Un regard en arrière pour montrer la voie à suivre

Si le molybdène ne provient pas de l’altération des roches terrestres par l’oxygène et de la concentration dans l’océan, sa présence n’appuie pas la découverte initiale de l’oxygène atmosphérique précoce. En utilisant une méthodologie totalement différente de celle utilisée dans les premières études qui ont trouvé une odeur d’oxygène, la nouvelle recherche remet également en question la recherche qui a suivi ces études utilisant le même style de techniques en vrac.

“Nos nouvelles données à haute résolution indiquent clairement que le contexte sédimentaire des signaux chimiques doit être soigneusement pris en compte dans toutes les archives anciennes”, a déclaré Johnson.

En plus de fournir une explication alternative pour les proxies d’oxygène qui ont été trouvés dans le Shale du Mont McRae, l’équipe a confirmé que le niveau d’oxygène atmosphérique à l’époque précédant le Grand événement d’oxygénation était très bas, le qualifiant de “négligeable” dans la période approximative de 150 millions d’années avant le changement abrupt.

Les résultats remettent en question l’existence précoce des cyanobactéries et soutiennent d’autres hypothèses selon lesquelles la photosynthèse génératrice d’oxygène n’a évolué que peu de temps avant le Grand événement d’oxygénation.

“Nous nous attendons à ce que nos recherches suscitent l’intérêt à la fois de ceux qui étudient la Terre et de ceux qui regardent au-delà, vers d’autres planètes”, a déclaré Slotznick. “Nous espérons qu’elle stimulera d’autres conversations et réflexions sur la façon dont nous analysons les signatures chimiques dans des roches vieilles de milliards d’années.”

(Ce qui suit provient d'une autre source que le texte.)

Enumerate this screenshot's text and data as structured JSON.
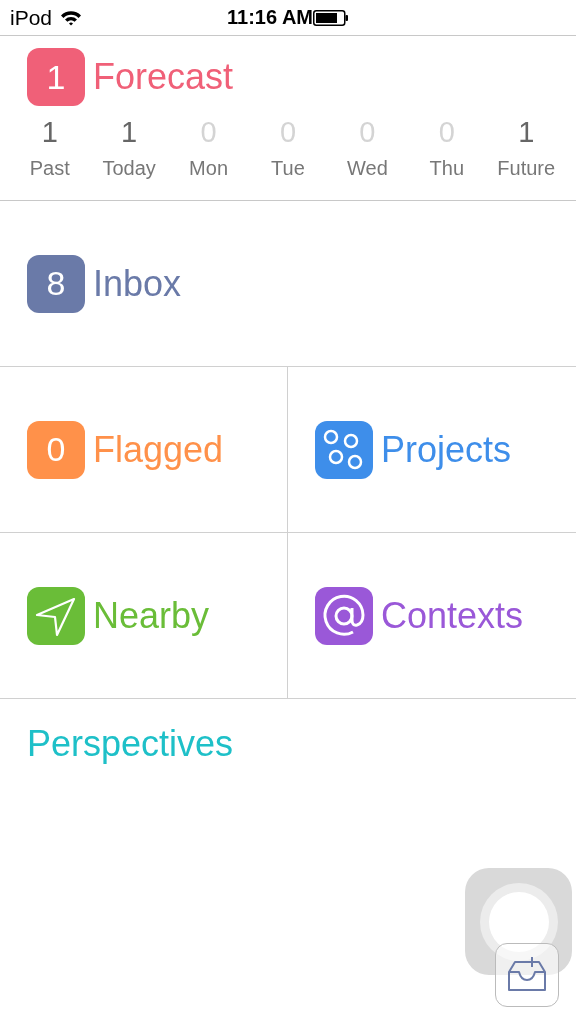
{
  "status_bar": {
    "carrier": "iPod",
    "time": "11:16 AM"
  },
  "forecast": {
    "badge": "1",
    "title": "Forecast",
    "color": "#f06078",
    "days": [
      {
        "count": "1",
        "label": "Past",
        "dimmed": false
      },
      {
        "count": "1",
        "label": "Today",
        "dimmed": false
      },
      {
        "count": "0",
        "label": "Mon",
        "dimmed": true
      },
      {
        "count": "0",
        "label": "Tue",
        "dimmed": true
      },
      {
        "count": "0",
        "label": "Wed",
        "dimmed": true
      },
      {
        "count": "0",
        "label": "Thu",
        "dimmed": true
      },
      {
        "count": "1",
        "label": "Future",
        "dimmed": false
      }
    ]
  },
  "inbox": {
    "kind": "badge",
    "badge": "8",
    "title": "Inbox",
    "color": "#6a7aa8"
  },
  "tiles": [
    {
      "kind": "badge",
      "badge": "0",
      "title": "Flagged",
      "color": "#ff914a"
    },
    {
      "kind": "projects",
      "title": "Projects",
      "color": "#3e8eea"
    },
    {
      "kind": "nearby",
      "title": "Nearby",
      "color": "#6abd38"
    },
    {
      "kind": "contexts",
      "title": "Contexts",
      "color": "#9a58d8"
    }
  ],
  "perspectives": {
    "title": "Perspectives"
  }
}
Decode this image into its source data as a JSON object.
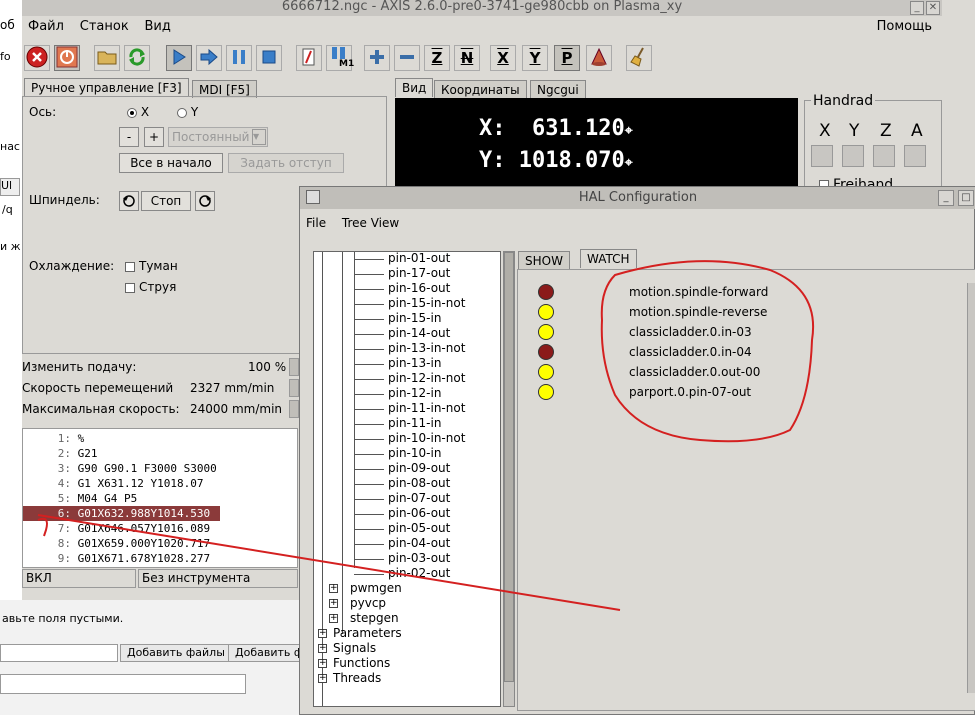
{
  "browser_bg": {
    "left_fragments": [
      "об",
      "fo",
      "нас",
      "Ul",
      "/q",
      "и ж"
    ],
    "hint_text": "авьте поля пустыми.",
    "add_files": "Добавить файлы",
    "add_files_2": "Добавить фа"
  },
  "axis": {
    "title": "6666712.ngc - AXIS 2.6.0-pre0-3741-ge980cbb on Plasma_xy",
    "menu": [
      "Файл",
      "Станок",
      "Вид"
    ],
    "help": "Помощь",
    "toolbar_text": {
      "touch_z": "Z",
      "x": "X",
      "y": "Y",
      "p": "P",
      "m1": "M1"
    },
    "tabs_left": [
      "Ручное управление [F3]",
      "MDI [F5]"
    ],
    "tabs_right": [
      "Вид",
      "Координаты",
      "Ngcgui"
    ],
    "manual": {
      "axis_label": "Ось:",
      "axis_x": "X",
      "axis_y": "Y",
      "minus": "-",
      "plus": "+",
      "jog_mode": "Постоянный",
      "home_all": "Все в начало",
      "touch_off": "Задать отступ",
      "spindle_label": "Шпиндель:",
      "stop": "Стоп",
      "coolant_label": "Охлаждение:",
      "mist": "Туман",
      "flood": "Струя"
    },
    "overrides": [
      {
        "label": "Изменить подачу:",
        "value": "100 %"
      },
      {
        "label": "Скорость перемещений",
        "value": "2327 mm/min"
      },
      {
        "label": "Максимальная скорость:",
        "value": "24000 mm/min"
      }
    ],
    "dro": [
      {
        "axis": "X:",
        "value": "631.120"
      },
      {
        "axis": "Y:",
        "value": "1018.070"
      }
    ],
    "handrad": {
      "title": "Handrad",
      "axes": [
        "X",
        "Y",
        "Z",
        "A"
      ],
      "freihand": "Freihand"
    },
    "gcode": [
      {
        "n": "1:",
        "code": "%"
      },
      {
        "n": "2:",
        "code": "G21"
      },
      {
        "n": "3:",
        "code": "G90 G90.1 F3000 S3000"
      },
      {
        "n": "4:",
        "code": "G1 X631.12 Y1018.07"
      },
      {
        "n": "5:",
        "code": "M04 G4 P5"
      },
      {
        "n": "6:",
        "code": "G01X632.988Y1014.530"
      },
      {
        "n": "7:",
        "code": "G01X646.057Y1016.089"
      },
      {
        "n": "8:",
        "code": "G01X659.000Y1020.717"
      },
      {
        "n": "9:",
        "code": "G01X671.678Y1028.277"
      }
    ],
    "current_line": 6,
    "status": {
      "state": "ВКЛ",
      "tool": "Без инструмента"
    }
  },
  "hal": {
    "title": "HAL Configuration",
    "menu": [
      "File",
      "Tree View"
    ],
    "tabs": [
      "SHOW",
      "WATCH"
    ],
    "active_tab": "WATCH",
    "pins": [
      "pin-01-out",
      "pin-17-out",
      "pin-16-out",
      "pin-15-in-not",
      "pin-15-in",
      "pin-14-out",
      "pin-13-in-not",
      "pin-13-in",
      "pin-12-in-not",
      "pin-12-in",
      "pin-11-in-not",
      "pin-11-in",
      "pin-10-in-not",
      "pin-10-in",
      "pin-09-out",
      "pin-08-out",
      "pin-07-out",
      "pin-06-out",
      "pin-05-out",
      "pin-04-out",
      "pin-03-out",
      "pin-02-out"
    ],
    "sub_nodes": [
      "pwmgen",
      "pyvcp",
      "stepgen"
    ],
    "top_nodes": [
      "Parameters",
      "Signals",
      "Functions",
      "Threads"
    ],
    "watch": [
      {
        "name": "motion.spindle-forward",
        "color": "#8b1a1a"
      },
      {
        "name": "motion.spindle-reverse",
        "color": "#ffff00"
      },
      {
        "name": "classicladder.0.in-03",
        "color": "#ffff00"
      },
      {
        "name": "classicladder.0.in-04",
        "color": "#8b1a1a"
      },
      {
        "name": "classicladder.0.out-00",
        "color": "#ffff00"
      },
      {
        "name": "parport.0.pin-07-out",
        "color": "#ffff00"
      }
    ]
  },
  "colors": {
    "annotation": "#d42020",
    "dro_bg": "#000000",
    "current_line": "#8b3a3a"
  }
}
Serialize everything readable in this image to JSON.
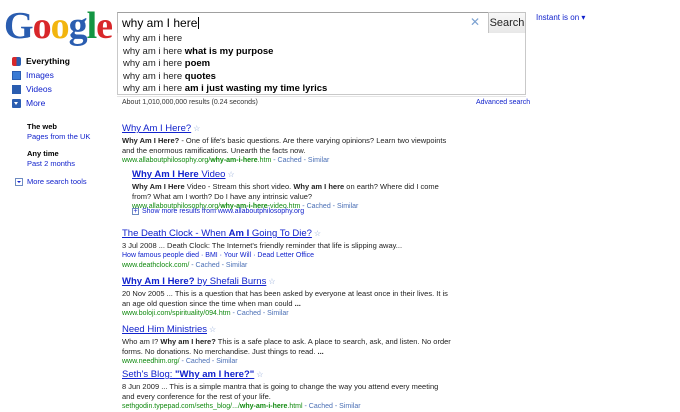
{
  "logo": {
    "text": "Google"
  },
  "search": {
    "query": "why am I here",
    "clear_icon": "close-icon",
    "button_label": "Search",
    "instant_status": "Instant is on ▾"
  },
  "suggestions": [
    {
      "prefix": "why am i here",
      "bold": ""
    },
    {
      "prefix": "why am i here",
      "bold": "what is my purpose"
    },
    {
      "prefix": "why am i here",
      "bold": "poem"
    },
    {
      "prefix": "why am i here",
      "bold": "quotes"
    },
    {
      "prefix": "why am i here",
      "bold": "am i just wasting my time lyrics"
    }
  ],
  "results_info": {
    "count_text": "About 1,010,000,000 results (0.24 seconds)",
    "advanced_search": "Advanced search"
  },
  "left_nav": {
    "items": [
      {
        "label": "Everything",
        "icon": "everything-icon",
        "active": true
      },
      {
        "label": "Images",
        "icon": "images-icon",
        "active": false
      },
      {
        "label": "Videos",
        "icon": "videos-icon",
        "active": false
      },
      {
        "label": "More",
        "icon": "more-icon",
        "active": false
      }
    ],
    "web_heading": "The web",
    "web_link": "Pages from the UK",
    "time_heading": "Any time",
    "time_link": "Past 2 months",
    "more_tools": "More search tools"
  },
  "results": [
    {
      "title": "Why Am I Here?",
      "snippet_bold": "Why Am I Here?",
      "snippet": " - One of life's basic questions. Are there varying opinions? Learn two viewpoints and the enormous ramifications. Unearth the facts now.",
      "url_plain": "www.allaboutphilosophy.org/",
      "url_bold": "why-am-i-here",
      "url_tail": ".htm",
      "cached": "Cached",
      "similar": "Similar"
    },
    {
      "title_bold_1": "Why Am I Here",
      "title_tail": " Video",
      "snippet_bold_1": "Why Am I Here",
      "snippet_mid_1": " Video - Stream this short video. ",
      "snippet_bold_2": "Why am I here",
      "snippet_tail": " on earth? Where did I come from? What am I worth? Do I have any intrinsic value?",
      "url_plain": "www.allaboutphilosophy.org/",
      "url_bold": "why-am-i-here",
      "url_tail": "-video.htm",
      "cached": "Cached",
      "similar": "Similar",
      "show_more": "Show more results from www.allaboutphilosophy.org"
    },
    {
      "title_pre": "The Death Clock - When ",
      "title_bold_1": "Am I",
      "title_tail": " Going To Die?",
      "date": "3 Jul 2008",
      "snippet": " ... Death Clock: The Internet's friendly reminder that life is slipping away...",
      "sitelinks": "How famous people died · BMI · Your Will · Dead Letter Office",
      "url_plain": "www.deathclock.com/",
      "cached": "Cached",
      "similar": "Similar"
    },
    {
      "title_bold_1": "Why Am I Here?",
      "title_tail": " by Shefali Burns",
      "date": "20 Nov 2005",
      "snippet": " ... This is a question that has been asked by everyone at least once in their lives. It is an age old question since the time when man could ",
      "snippet_end": "...",
      "url_plain": "www.boloji.com/spirituality/094.htm",
      "cached": "Cached",
      "similar": "Similar"
    },
    {
      "title": "Need Him Ministries",
      "snippet_pre": "Who am I? ",
      "snippet_bold_1": "Why am I here?",
      "snippet_tail": " This is a safe place to ask. A place to search, ask, and listen. No order forms. No donations. No merchandise. Just things to read. ",
      "snippet_end": "...",
      "url_plain": "www.needhim.org/",
      "cached": "Cached",
      "similar": "Similar"
    },
    {
      "title_pre": "Seth's Blog: ",
      "title_bold_1": "\"Why am I here?\"",
      "date": "8 Jun 2009",
      "snippet": " ... This is a simple mantra that is going to change the way you attend every meeting and every conference for the rest of your life.",
      "url_plain": "sethgodin.typepad.com/seths_blog/.../",
      "url_bold": "why-am-i-here",
      "url_tail": ".html",
      "cached": "Cached",
      "similar": "Similar"
    }
  ]
}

Référence : “Re-examination of 2.5 Ga ‘Whiff’ of Oxygen Interval Points to Anoxic Ocean Before GOE” 5 janvier 2022, Science Advances.
DOI : 10.1126/sciadv.abj7190

Birger Rasmussen, de l’Université d’Australie occidentale et de l’Université chinoise des géosciences, Timothy D. Raub, de l’Université de St Andrews et du Geoheritage Research Institute, Samuel Webb, du SLAC National Accelerator Laboratory, et Jian-Wei Zi, de l’Université chinoise des géosciences, ont tous contribué à cette étude.